Божович постоянно присутствует на страницах книги как активная и непременная
сторона этого диалога. Она не стесняется ни экзальтированности, ни
сентиментальности, ни умиления, вспоминая страницы «своей» войны, своей памяти,
«всех ее Долорес», ибо сегодня, по прошествии сорока с лишним лет после смерти
ее первенца, все эти девочки и мальчики, о которых рассказывают простодушные и
несуетливые страницы книги, стали и впрямь ее сыновьями, ее дочерьми. Однако
Божович не просто умножает биографии юных жертв войны, погибавших в концлагерях
и во время боев, в огне карательных экспедиций и в снегу многокилометровых
горных переходов; эта линия сюжета постоянно поверяется линией современной —
рассказом о судьбе ее первой книги, встречах с читателями в малых и больших
городах Югославии. И не случайно вторая, центральная, часть книги дробится на
малые новеллы, каждая из которых рассказывает о разговорах с читателями, о
встрече с той или иной «Долорес».
Впрочем, эта двойная, а может быть, и тройная обратная связь между
книгой, ее читателем и историей войны не исчерпывает всей сложности
произведения Саши Божович: подобно Афричу, она тоже не ограничивает свои
воспоминания 1941—1943 годами, шестнадцатью месяцами жизни маленькой Долорес.
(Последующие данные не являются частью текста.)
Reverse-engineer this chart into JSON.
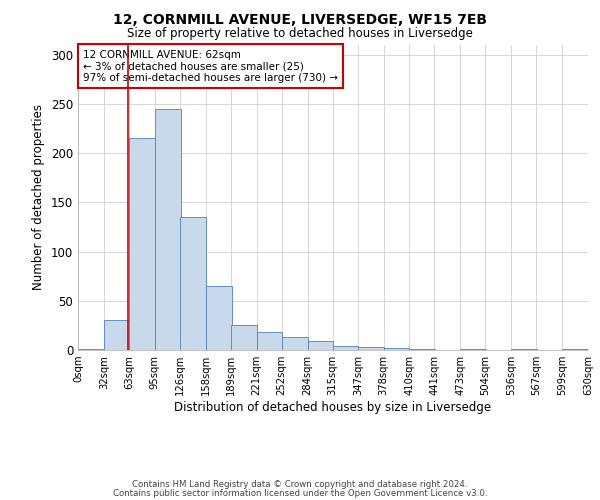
{
  "title1": "12, CORNMILL AVENUE, LIVERSEDGE, WF15 7EB",
  "title2": "Size of property relative to detached houses in Liversedge",
  "xlabel": "Distribution of detached houses by size in Liversedge",
  "ylabel": "Number of detached properties",
  "annotation_line1": "12 CORNMILL AVENUE: 62sqm",
  "annotation_line2": "← 3% of detached houses are smaller (25)",
  "annotation_line3": "97% of semi-detached houses are larger (730) →",
  "property_size": 62,
  "bins_start": [
    0,
    32,
    63,
    95,
    126,
    158,
    189,
    221,
    252,
    284,
    315,
    347,
    378,
    410,
    441,
    473,
    504,
    536,
    567,
    599
  ],
  "bin_labels": [
    "0sqm",
    "32sqm",
    "63sqm",
    "95sqm",
    "126sqm",
    "158sqm",
    "189sqm",
    "221sqm",
    "252sqm",
    "284sqm",
    "315sqm",
    "347sqm",
    "378sqm",
    "410sqm",
    "441sqm",
    "473sqm",
    "504sqm",
    "536sqm",
    "567sqm",
    "599sqm",
    "630sqm"
  ],
  "values": [
    1,
    30,
    215,
    245,
    135,
    65,
    25,
    18,
    13,
    9,
    4,
    3,
    2,
    1,
    0,
    1,
    0,
    1,
    0,
    1
  ],
  "bar_color": "#c9d9ec",
  "bar_edge_color": "#4f81bd",
  "marker_color": "#cc0000",
  "annotation_box_edge": "#cc0000",
  "grid_color": "#d0d0d0",
  "background_color": "#ffffff",
  "footer1": "Contains HM Land Registry data © Crown copyright and database right 2024.",
  "footer2": "Contains public sector information licensed under the Open Government Licence v3.0.",
  "ylim": [
    0,
    310
  ],
  "yticks": [
    0,
    50,
    100,
    150,
    200,
    250,
    300
  ]
}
Письма читателей и встречи с ними открывают для писательницы новые
обстоятельства, факты драматические и яркие, способные стать сюжетом не только
короткой документальной новеллы, но и целой книги, подробного, разветвленного
жизнеописания — и это можно сказать о большей части новелл книги Божович: почти
каждая из них словно конспект романа, драмы, киносценария. Такова, к примеру,
история Смиляны, девочки, которую Саша Божович подобрала на одной из военных
дорог, пригрела в своем опустевшем доме, вырастила и выпустила в жизнь —
учительницей, художницей, матерью — и которая до седых волос не смогла забыть о
военном детстве, о трагедии первых лет жизни, так и не позволившей ей радоваться
потом, когда все, казалось бы, устроилось...
И не только эта — любая другая новелла, передающая трагизм судьбы
целого поколения фронтовых детишек. А с другой стороны, рассказы о детях
нынешних, из всех республик и краев Югославии, представляющих себе или хотя бы
пытающихся представить войну, сражения, муки, увидевших в судьбе крохотной
Долорес живой и доступный им символ второй мировой войны, выплеснувших эти свои
представления в многочисленных бесхитростных стихах и рисунках, которые не
просто иллюстрируют книгу «Все наши Долорес», но создают как бы еще один
уровень воспоминаний о неизбывном прошлом.
Мирон Черненко
* См. «Соврем. худож. литература за рубежом», 1980, № 4.